Il y a eu un quinquennat sarkosy avec de telles outrance que plus rien ne sera pareil.
la France possède pléthore de grands hommes capables de bien faire pour le bien collectif. mais ce sont des hommes, donc faillibles quelque soit leur bonne volonté. c’est pourquoi le peuple devra leur rappeler en permanence quels sont leurs devoirs et si pas capables, les virer sans états d’âme. l’heure n’est plus aux idéologies mais au pragmatisme.
prévenu, l’homme politique sera bien obligé de « faire attention ».
quand aux puissants qui pilotaient le régime en sous main afin d’accroître indéfiniment et illégitimement leur richesses, ce sera aussi la démonstration que cela (et leur arrogance) n’est viable que quelques mois.
c’est à dire le temps que les Français ont mis pour se rendre compte qu’ils avaient été floués.
Espérons que De Gaulle qui pensait que les français avaient la mémoire courte se soit trompé. Dans l’histoire récente, il a plutôt eu raison sur le sujet...
Je connais quelques sarkozistes qui semblent enfin avoir compris à qui ils avaient à faire et qui seront dans les manifs samedi, mais il en aura fallu beaucoup pour qu’ils comprennent....
Un autre aspect délirant actuel aura été de voir ceux que nous avons élus directement (députés) ou indirectement (sénateurs) pour NOUS REPRESENTER « s’amuser » pour une partie d’entre eux (Droite et Centre) à précipiter sans vergogne lors de leurs délibérations les décisions majeures voulues par le Gouvernement , pour l’aider à prendre de vitesse les contestations de leurs électeurs... Outre l’aspect un peu veul de la chose, il est inadmissible d’agir de cette façon en tant qu’élus du peuple contre les intérêts des français. Qu’ils aient ou qu’ils pensent avoir raison est une chose, mais leur mandat leur ne leur est pas donné pour faire des lois dans la précipitation. Ils bafouent leurs fonction, montrent qu’ils sont inféodés avant tout à leur parti et qu’ils ne sont donc pas dignes de confiance.
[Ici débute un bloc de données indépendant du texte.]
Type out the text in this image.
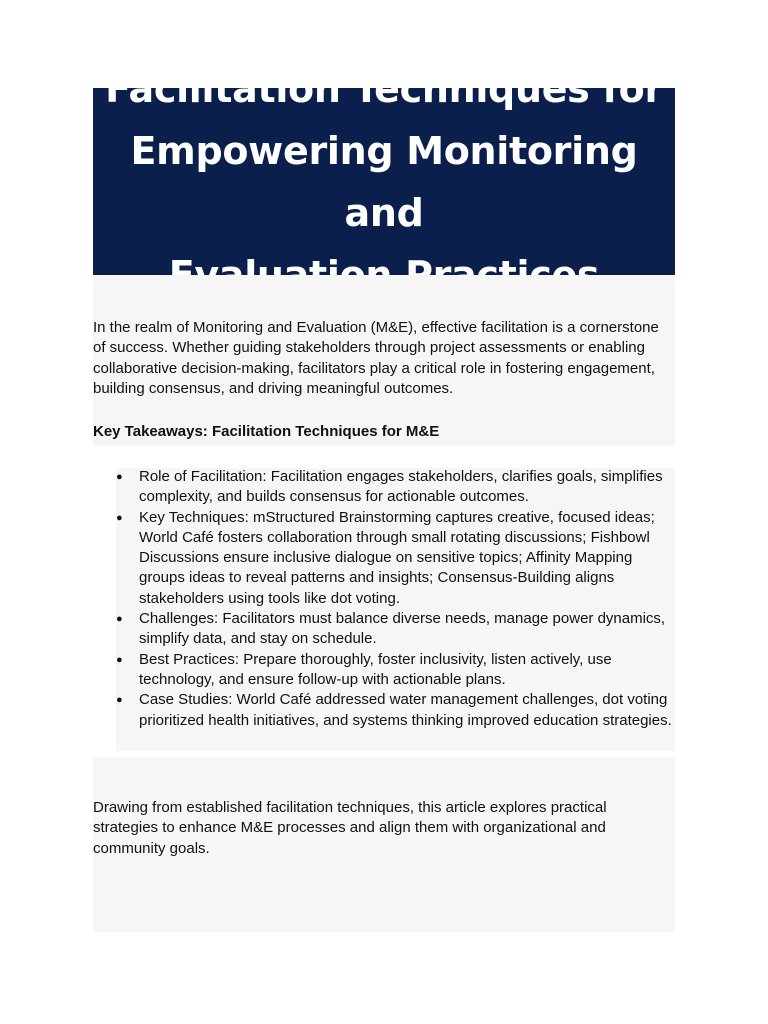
Facilitation Techniques for
Empowering Monitoring and

In the realm of Monitoring and Evaluation (M&E), effective facilitation is a cornerstone of success. Whether guiding stakeholders through project assessments or enabling collaborative decision-making, facilitators play a critical role in fostering engagement, building consensus, and driving meaningful outcomes.

Key Takeaways: Facilitation Techniques for M&E

●	Role of Facilitation: Facilitation engages stakeholders, clarifies goals, simplifies complexity, and builds consensus for actionable outcomes.
●	Key Techniques: mStructured Brainstorming captures creative, focused ideas; World Café fosters collaboration through small rotating discussions; Fishbowl Discussions ensure inclusive dialogue on sensitive topics; Affinity Mapping groups ideas to reveal patterns and insights; Consensus-Building aligns stakeholders using tools like dot voting.
●	Challenges: Facilitators must balance diverse needs, manage power dynamics, simplify data, and stay on schedule.
●	Best Practices: Prepare thoroughly, foster inclusivity, listen actively, use technology, and ensure follow-up with actionable plans.
●	Case Studies: World Café addressed water management challenges, dot voting prioritized health initiatives, and systems thinking improved education strategies.

Drawing from established facilitation techniques, this article explores practical strategies to enhance M&E processes and align them with organizational and community goals.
Les électeurs devraient tâcher de s’en souvenir pour les prochaines élections et en reléguer un maximum aux oubliettes !
ou pire ont rejeté l’amendement qui alignait leur régime spécial de retraite particulièrement favorable sur le régime général comme ils vont l’exiger par ailleurs d’autres régimes spéciaux !
C’est de l’ordre du symbole, mais c’est quand même incroyable de cynisme !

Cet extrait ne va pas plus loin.